痔は切らずに治す

痔の薬物療法

痔の薬の使い方

坐薬は、指まで肛門に入れるような気持ちで押し込みます。塗り薬は、ガーゼに出し、患部にあてて塗ります。肛門に直接入れるタイプの塗り薬は、挿入管を挿入して肛門の中に押し出します。

正しい使い方をすることが大事

せっかくの薬も正しい使い方をしなければ、十分な効果は期待できません。坐薬と塗り薬の使い方を説明しましょう。

坐薬

坐薬の効果を発揮させるには、就寝前に坐薬を肛門に挿入するようにします。寝ている間に坐薬がとけて、肛門から直腸、S状結腸にまで流れ、また肛門に戻ってくるので患部を治す効果が促進されます。

したがって、朝起きて排便するときには、患部の痛みが緩和され、また、肛門内が薬でおおわれているので便が楽に排出できて、肛門への刺激も少なくなります。

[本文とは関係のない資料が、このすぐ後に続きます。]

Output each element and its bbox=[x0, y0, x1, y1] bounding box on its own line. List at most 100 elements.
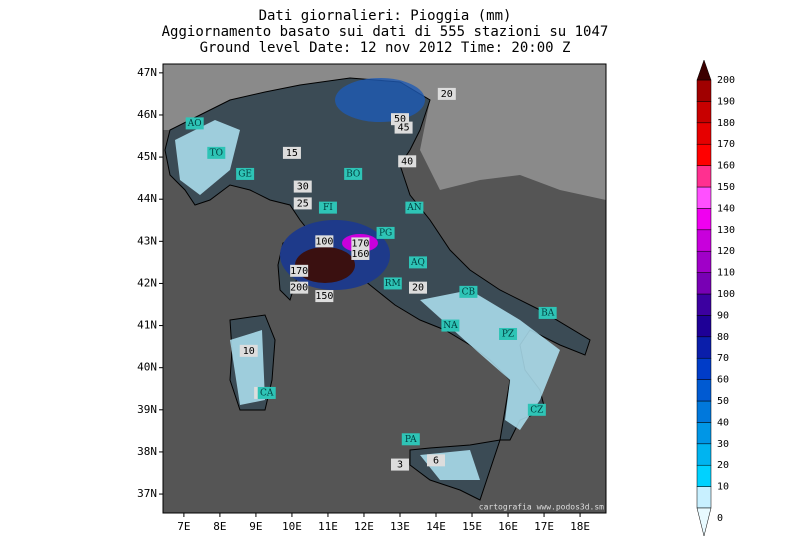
colorbar-band bbox=[696, 143, 712, 166]
colorbar-band bbox=[696, 443, 712, 466]
city-box bbox=[376, 226, 395, 239]
colorbar-label: 170 bbox=[717, 139, 735, 150]
colorbar-label: 90 bbox=[717, 310, 729, 321]
colorbar-band bbox=[696, 250, 712, 273]
colorbar-band bbox=[696, 400, 712, 423]
city-box bbox=[405, 201, 424, 214]
contour-label: 20 bbox=[441, 89, 453, 100]
contour-label: 170 bbox=[290, 266, 308, 277]
contour-label: 6 bbox=[433, 455, 439, 466]
contour-label-box bbox=[239, 344, 258, 357]
x-tick-label: 15E bbox=[462, 520, 482, 533]
colorbar-band bbox=[696, 315, 712, 338]
y-tick-label: 39N bbox=[137, 403, 157, 416]
contour-label: 20 bbox=[412, 283, 424, 294]
contour-label-box bbox=[293, 197, 312, 210]
city-label: RM bbox=[385, 279, 401, 289]
city-box bbox=[207, 146, 226, 159]
colorbar-label: 110 bbox=[717, 268, 735, 279]
axes: 7E 8E 9E 10E 11E 12E 13E 14E 15E 16E 17E 18E 37N 38N 3… bbox=[137, 66, 590, 533]
x-tick-label: 9E bbox=[249, 520, 262, 533]
contour-label-box bbox=[293, 180, 312, 193]
city-label: NA bbox=[443, 321, 458, 331]
colorbar-band bbox=[696, 486, 712, 509]
x-tick-label: 13E bbox=[390, 520, 410, 533]
x-tick-label: 12E bbox=[354, 520, 374, 533]
city-box bbox=[318, 201, 337, 214]
city-box bbox=[383, 277, 402, 290]
contour-label-box bbox=[315, 290, 334, 303]
colorbar-label: 70 bbox=[717, 353, 729, 364]
contour-label: 45 bbox=[398, 123, 410, 134]
colorbar-label: 20 bbox=[717, 460, 729, 471]
city-box bbox=[459, 285, 478, 298]
colorbar-label: 30 bbox=[717, 439, 729, 450]
contour-label-box bbox=[282, 146, 301, 159]
y-tick-label: 37N bbox=[137, 487, 157, 500]
x-tick-label: 11E bbox=[318, 520, 338, 533]
colorbar-label: 200 bbox=[717, 75, 735, 86]
contour-label: 150 bbox=[315, 291, 333, 302]
city-label: PZ bbox=[502, 329, 514, 339]
contour-label: 25 bbox=[297, 198, 309, 209]
colorbar: 0 10 20 30 40 50 60 70 80 90 100 110 120 130 140 150 160… bbox=[696, 59, 735, 537]
y-tick-label: 43N bbox=[137, 234, 157, 247]
y-tick-label: 42N bbox=[137, 276, 157, 289]
city-box bbox=[344, 167, 363, 180]
contour-label-box bbox=[398, 155, 417, 168]
contour-label: 50 bbox=[394, 114, 406, 125]
city-label: AQ bbox=[410, 258, 425, 268]
colorbar-band bbox=[696, 357, 712, 380]
colorbar-label: 150 bbox=[717, 182, 735, 193]
city-box bbox=[401, 433, 420, 446]
colorbar-label: 40 bbox=[717, 417, 729, 428]
y-tick-label: 38N bbox=[137, 445, 157, 458]
colorbar-label: 50 bbox=[717, 396, 729, 407]
contour-label-box bbox=[394, 121, 413, 134]
colorbar-label: 190 bbox=[717, 96, 735, 107]
heavy-rain bbox=[295, 247, 355, 283]
city-box bbox=[185, 117, 204, 130]
contour-label: 160 bbox=[351, 249, 369, 260]
city-box bbox=[441, 319, 460, 332]
map-frame bbox=[162, 63, 607, 514]
colorbar-label: 130 bbox=[717, 225, 735, 236]
colorbar-label: 160 bbox=[717, 161, 735, 172]
x-tick-label: 8E bbox=[213, 520, 226, 533]
city-label: CZ bbox=[530, 405, 543, 415]
y-tick-label: 46N bbox=[137, 108, 157, 121]
colorbar-band bbox=[696, 186, 712, 209]
colorbar-label: 100 bbox=[717, 289, 735, 300]
contour-label: 200 bbox=[290, 283, 308, 294]
map-area: 200170150160170100504540302520201510536 … bbox=[162, 63, 607, 514]
contour-label-box bbox=[315, 235, 334, 248]
city-box bbox=[408, 256, 427, 269]
x-tick-label: 7E bbox=[177, 520, 190, 533]
credit: cartografia www.podos3d.sm bbox=[479, 503, 604, 512]
city-box bbox=[499, 327, 518, 340]
colorbar-over bbox=[696, 59, 712, 81]
colorbar-band bbox=[696, 379, 712, 402]
colorbar-band bbox=[696, 101, 712, 124]
contour-label-box bbox=[351, 247, 370, 260]
colorbar-label: 180 bbox=[717, 118, 735, 129]
city-label: TO bbox=[210, 148, 223, 158]
colorbar-label: 0 bbox=[717, 513, 723, 524]
contour-label-box bbox=[290, 281, 309, 294]
y-tick-label: 44N bbox=[137, 192, 157, 205]
contour-label-box bbox=[437, 87, 456, 100]
contour-label: 40 bbox=[401, 156, 413, 167]
y-tick-label: 47N bbox=[137, 66, 157, 79]
colorbar-band bbox=[696, 272, 712, 295]
contour-label: 15 bbox=[286, 148, 298, 159]
colorbar-band bbox=[696, 464, 712, 487]
colorbar-label: 60 bbox=[717, 375, 729, 386]
city-label: BA bbox=[541, 308, 555, 318]
contour-label: 10 bbox=[243, 346, 255, 357]
x-tick-label: 17E bbox=[534, 520, 554, 533]
x-tick-label: 10E bbox=[282, 520, 302, 533]
colorbar-label: 120 bbox=[717, 246, 735, 257]
colorbar-band bbox=[696, 293, 712, 316]
city-box bbox=[257, 386, 276, 399]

坐薬の使用は、1日1~2回にします。痛みや出血などの症状がひどいときは、排便のあとにも坐薬を入れるようにしますが、一般的には就寝前に入れるだけでよいでしょう。

坐薬を使うときには、次のことに注意してください。
①坐薬をいれるときには、手のつめを切って手を洗い、清潔にします。
②姿勢は、しゃがむか、きき腕を上にして横たわります。症状に応じて、楽な姿勢を選びます。
③坐薬を包装から取り出します。
④指で、肛門をさわって位置を確認します。
⑤きき手の親指、人さし指、中指の先端で坐薬をつまむようにして持ち、先端を肛門の入り口にあてて、静かに挿入します。
入りにくいときには、先端に同じ成分の軟膏を塗ったり、唾液をつけるとよいでしょう。
⑥坐薬が肛門の中に完全に入って指にふれなくなるまで、人さし指で坐薬の後部を押し込みます。
⑦人さし指を肛門の奥まで、坐薬といっしょに入れるつもりで挿入しないと、肛門の括約筋の圧力で坐薬が外に押し出されてしまうことがあるので、坐薬が完全に肛門の中に入るまで、人さし指を離してはいけません。

塗り薬

肛門の周囲に塗るとき

①チューブのギャップをはずし、適当な大きさのガーゼの上に軟膏を押し出します。
②患部にガーゼをあてて、塗ります。

肛門の中に入れるとき

①チューブのギャップをはずし、チューブの先端に挿入管をつけます。
②チューブから少し押し出し、スムーズに挿入できるように挿入管に塗ります。
③挿入管を肛門にあて、根元まで肛門内に挿入してから、チューブをしぼって肛門内に押し出します。